Lord Haddington

1894-1986


George Baillie-Hamilton, 12th Earl of Haddington, was born on September 18, 1894, the son of Brigadier-General George Baillie-Haddington, Lord Binning and Katherine Augusta Millicent Salting.

He was educated at Eton and then at Sandhurst. He fought in the First World War as a Captain in the 2nd Dragoon (Royal Scots Greys). He was wounded during the War and awarded the Military Cross for bravery. He succeeded his grandfather to the earldom in 1917. He married Sarah Cook, daughter of George William Cook, on September 10, 1923. They had two children, a daughter, Mary, and a son, John George.

Lord Haddington made his debut under National Hunt rules on Curraghgour in the United Border Hunt Chase at Kelso on April 24, 1922. It was an inauspicious start, resulting in Curraghgour refusing at one of the fences. Indeed, Lord Haddington had to wait five years to register his first success under NH rules, courtesy of Sheikh V in Kelso’s Buccleuch Hunters’ Chase on May 8, 1928.


By far his best horse was Merriement IV, whom he both owned and bred. A chestnut gelding by Lovely Thrush out of First Impression, he was trained at Granthouses by Stewart Wight. Ridden throughout his career by his owner, Merriement IV was the winner of the 1931 National Hunt Chase at Cheltenham.


Due to frost, the National Hunt Meeting was postponed that year and, among other races, the Champion Hurdle and Gold Cup were lost. However, the National Hunt Chase, which at that time was still considered more prestigious than either of those two championship races, was held at Cheltenham’s spring fixture in April for horses originally entered in the race. Merriement IV took up the running two fences from home and went on to score by two lengths at the generous odds of 20-1. Even more generously, he paid a return of over 100-1 on the Tote, probably due to him having refused in the hunter chase at Cheltenham the previous day.

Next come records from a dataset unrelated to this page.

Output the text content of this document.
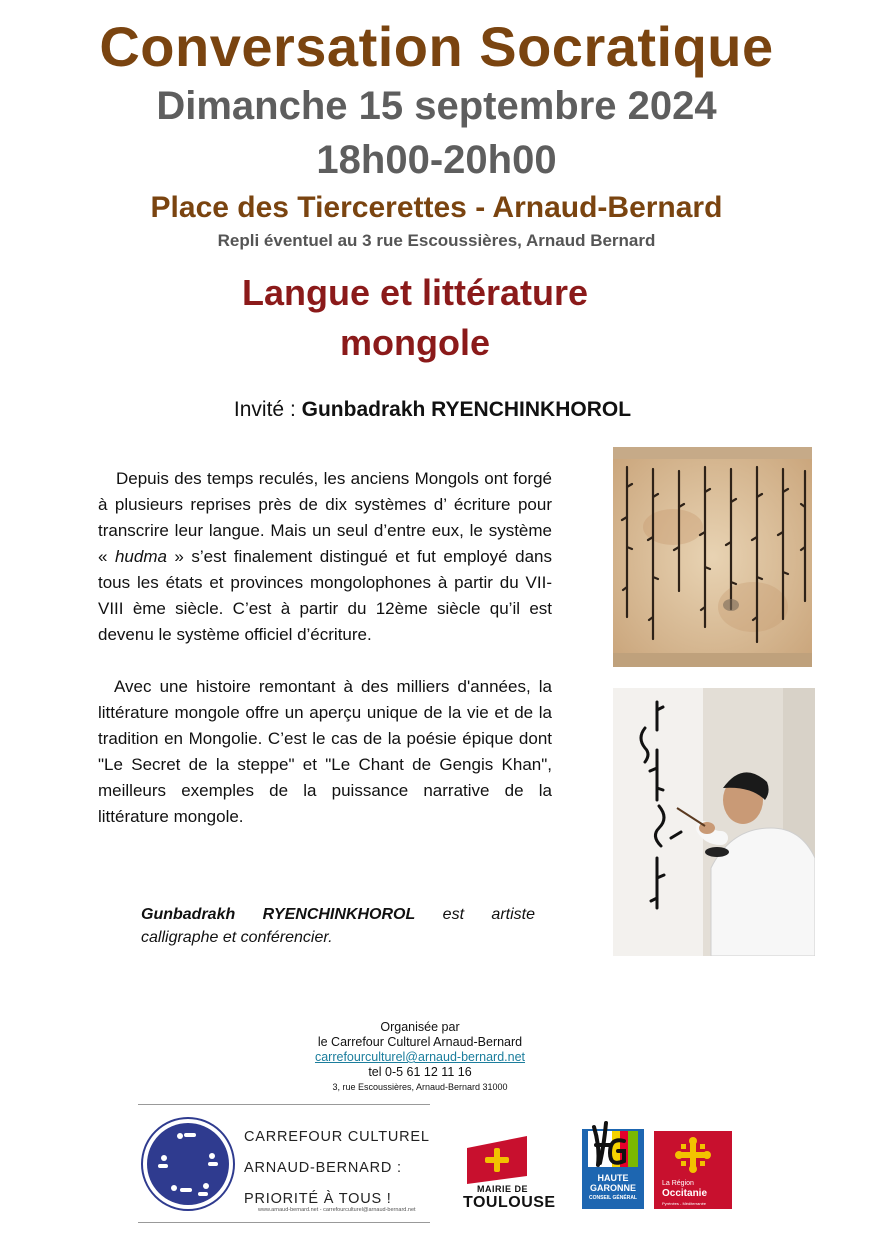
Conversation Socratique
Dimanche 15 septembre 2024
18h00-20h00
Place des Tiercerettes - Arnaud-Bernard
Repli éventuel au 3 rue Escoussières, Arnaud Bernard
Langue et littérature
mongole
Invité : Gunbadrakh RYENCHINKHOROL

Depuis des temps reculés, les anciens Mongols ont forgé à plusieurs reprises près de dix systèmes d’ écriture pour transcrire leur langue. Mais un seul d’entre eux, le système « hudma » s’est finalement distingué et fut employé dans tous les états et provinces mongolophones à partir du VII-VIII ème siècle. C’est à partir du 12ème siècle qu’il est devenu le système officiel d’écriture.

Avec une histoire remontant à des milliers d'années, la littérature mongole offre un aperçu unique de la vie et de la tradition en Mongolie. C’est le cas de la poésie épique dont "Le Secret de la steppe" et "Le Chant de Gengis Khan", meilleurs exemples de la puissance narrative de la littérature mongole.

Gunbadrakh RYENCHINKHOROL est artiste calligraphe et conférencier.
Organisée par
le Carrefour Culturel Arnaud-Bernard
carrefourculturel@arnaud-bernard.net
tel 0-5 61 12 11 16
3, rue Escoussières, Arnaud-Bernard 31000
CARREFOUR CULTUREL
ARNAUD-BERNARD :
PRIORITÉ À TOUS !
www.arnaud-bernard.net - carrefourculturel@arnaud-bernard.net
MAIRIE DE
TOULOUSE
HAUTE
GARONNE
CONSEIL GÉNÉRAL
La Région
Occitanie
Pyrénées - Méditerranée
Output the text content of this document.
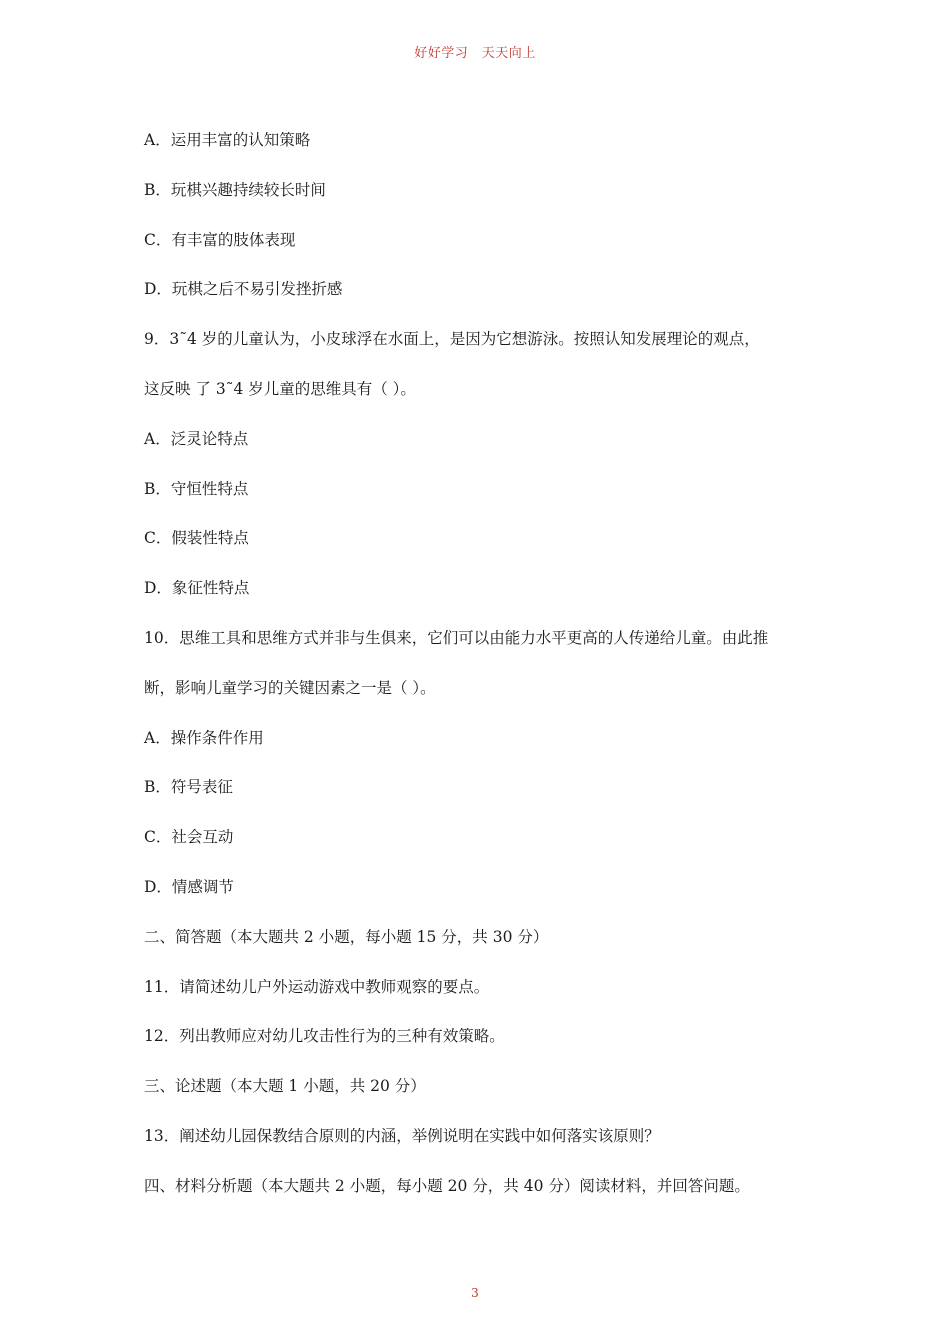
好好学习　天天向上
A．运用丰富的认知策略
B．玩棋兴趣持续较长时间
C．有丰富的肢体表现
D．玩棋之后不易引发挫折感
9．3˜4 岁的儿童认为，小皮球浮在水面上，是因为它想游泳。按照认知发展理论的观点，
这反映 了 3˜4 岁儿童的思维具有（ ）。
A．泛灵论特点
B．守恒性特点
C．假装性特点
D．象征性特点
10．思维工具和思维方式并非与生俱来，它们可以由能力水平更高的人传递给儿童。由此推
断，影响儿童学习的关键因素之一是（ ）。
A．操作条件作用
B．符号表征
C．社会互动
D．情感调节
二、简答题（本大题共 2 小题，每小题 15 分，共 30 分）
11．请简述幼儿户外运动游戏中教师观察的要点。
12．列出教师应对幼儿攻击性行为的三种有效策略。
三、论述题（本大题 1 小题，共 20 分）
13．阐述幼儿园保教结合原则的内涵，举例说明在实践中如何落实该原则？
四、材料分析题（本大题共 2 小题，每小题 20 分，共 40 分）阅读材料，并回答问题。
3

Merriement IV had had his first outing of 1931 when carrying Lord Haddington to victory by five lengths in the Northern Hunters’ Cup at Catterick in March. On April 1 he won the Rothbury Cup Hunters’ Chase by 10 lengths, then two weeks later won the National Hunt Chase. Merriement IV and his owner-rider went on to win a two-and-a-half-mile handicap chase at Hexham and a three-mile chase at Wetherby in October, then finished third to West Indies in the Valentine Chase for amateur riders over the Grand National fences in November.


Lord Haddington rode Merriement IV in the 1932 Grand National but they fell at the fourth fence. Later that year, they won a handicap chase at Kelso in October, then the following month carried 12st 11lb to victory in the Valentine Chase at Liverpool. In 1933 they won a handicap chase at Derby before again falling in the Grand National, this time remounting to complete the course 18th of the 19 finishers, being another remounter.

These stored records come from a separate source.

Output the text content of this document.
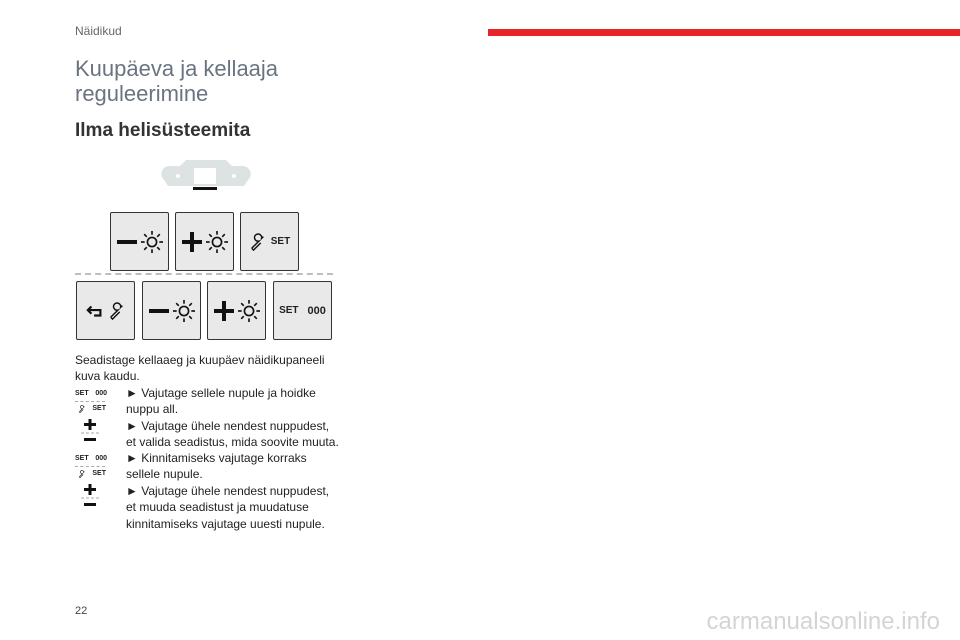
Näidikud
Kuupäeva ja kellaaja reguleerimine
Ilma helisüsteemita
SET
SET 000
Seadistage kellaaeg ja kuupäev näidikupaneeli kuva kaudu.
SET 000
SET
► Vajutage sellele nupule ja hoidke nuppu all.
► Vajutage ühele nendest nuppudest, et valida seadistus, mida soovite muuta.
SET 000
SET
► Kinnitamiseks vajutage korraks sellele nupule.
► Vajutage ühele nendest nuppudest, et muuda seadistust ja muudatuse kinnitamiseks vajutage uuesti nupule.
22	carmanualsonline.info
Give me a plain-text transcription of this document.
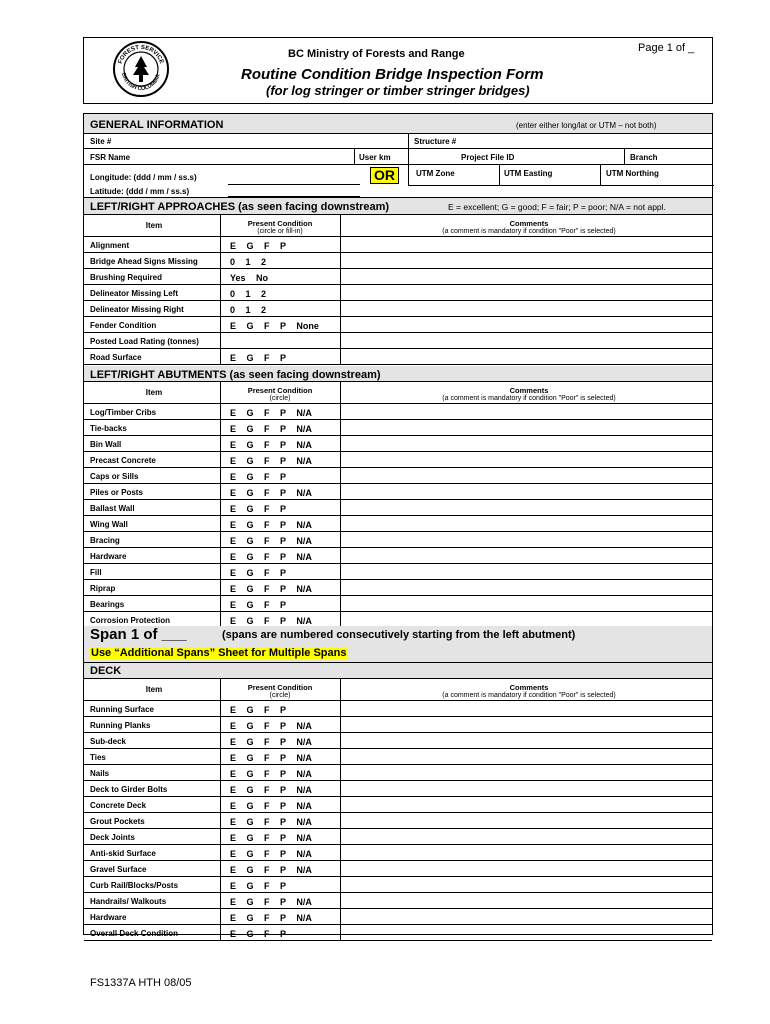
FOREST SERVICE
BRITISH COLUMBIA
Page 1 of _
BC Ministry of Forests and Range
Routine Condition Bridge Inspection Form
(for log stringer or timber stringer bridges)
GENERAL INFORMATION	(enter either long/lat or UTM – not both)
Site #	Structure #
FSR Name	User km	Project File ID	Branch
Longitude: (ddd / mm / ss.s)
Latitude: (ddd / mm / ss.s)
OR	UTM Zone	UTM Easting	UTM Northing
LEFT/RIGHT APPROACHES (as seen facing downstream)	E = excellent; G = good; F = fair; P = poor; N/A = not appl.
Item	Present Condition
(circle or fill-in)
Comments
(a comment is mandatory if condition "Poor" is selected)
Alignment	E G F P
Bridge Ahead Signs Missing	0 1 2
Brushing Required	Yes No
Delineator Missing Left	0 1 2
Delineator Missing Right	0 1 2
Fender Condition	E G F P None
Posted Load Rating (tonnes)
Road Surface	E G F P
LEFT/RIGHT ABUTMENTS (as seen facing downstream)
Item	Present Condition
(circle)
Comments
(a comment is mandatory if condition "Poor" is selected)
Log/Timber Cribs	E G F P N/A
Tie-backs	E G F P N/A
Bin Wall	E G F P N/A
Precast Concrete	E G F P N/A
Caps or Sills	E G F P
Piles or Posts	E G F P N/A
Ballast Wall	E G F P
Wing Wall	E G F P N/A
Bracing	E G F P N/A
Hardware	E G F P N/A
Fill	E G F P
Riprap	E G F P N/A
Bearings	E G F P
Corrosion Protection	E G F P N/A
Span 1 of ___	(spans are numbered consecutively starting from the left abutment)
Use “Additional Spans” Sheet for Multiple Spans
DECK
Item	Present Condition
(circle)
Comments
(a comment is mandatory if condition "Poor" is selected)
Running Surface	E G F P
Running Planks	E G F P N/A
Sub-deck	E G F P N/A
Ties	E G F P N/A
Nails	E G F P N/A
Deck to Girder Bolts	E G F P N/A
Concrete Deck	E G F P N/A
Grout Pockets	E G F P N/A
Deck Joints	E G F P N/A
Anti-skid Surface	E G F P N/A
Gravel Surface	E G F P N/A
Curb Rail/Blocks/Posts	E G F P
Handrails/ Walkouts	E G F P N/A
Hardware	E G F P N/A
Overall Deck Condition	E G F P
FS1337A HTH 08/05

Lord Haddington rode a total of 28 winners under National Hunt rules, nine of them in the 1932/33 season, his most successful campaign. His final win was achieved on Herode Bridge in the South Durham Open Hunt Challenge Cup Chase at Sedgefield on February 20, 1935. He rode for the last time under rules the following month, March 20, when unseated from Hundy Mundy in the Sedgefield’s Tally Ho Chase.


During the Second World War he was a Wing Commander in the Royal Air Force Volunteer Reserve and Major in the 19th Lothians and Border Horse Armoured Car Company Territorial Army, as well as Captain of the Royal Company of Archers.

Lord Haddington was a Representative Peer of Scotland between 1922 and 1958. He was Deputy Lieutenant of East Lothian 1929–1946, Vice-Lord-Lieutenant of East Lothian 1946–1952, and Lord-Lieutenant of East Lothian 1952–1970. He also served as a Justice of the Peace in East Lothian and Berwickshire. He was invested as a Knight Companion of the Order of the Thistle on December 6, 1951. He was awarded the honorary degree of Doctor of Law by Glasgow University in 1957.

He was Lord Lieutenant of Berwickshire from 1952 to 1969. In 1957, he became the first president of the Georgian Group of Edinburgh, later the Architectural Heritage Society of Scotland. Having originally lived at Netherstone, in Berwickshire, in later life he resided at Tyninghame House in East Lothian, where he and his wife created and replanted several formal gardens.

His daughter, Lady Mary, was one of Queen Elizabeth II’s maids of honour at her coronation in 1953.

Lord Haddington, the 12th Earl, died on April 17, 1986, aged 91.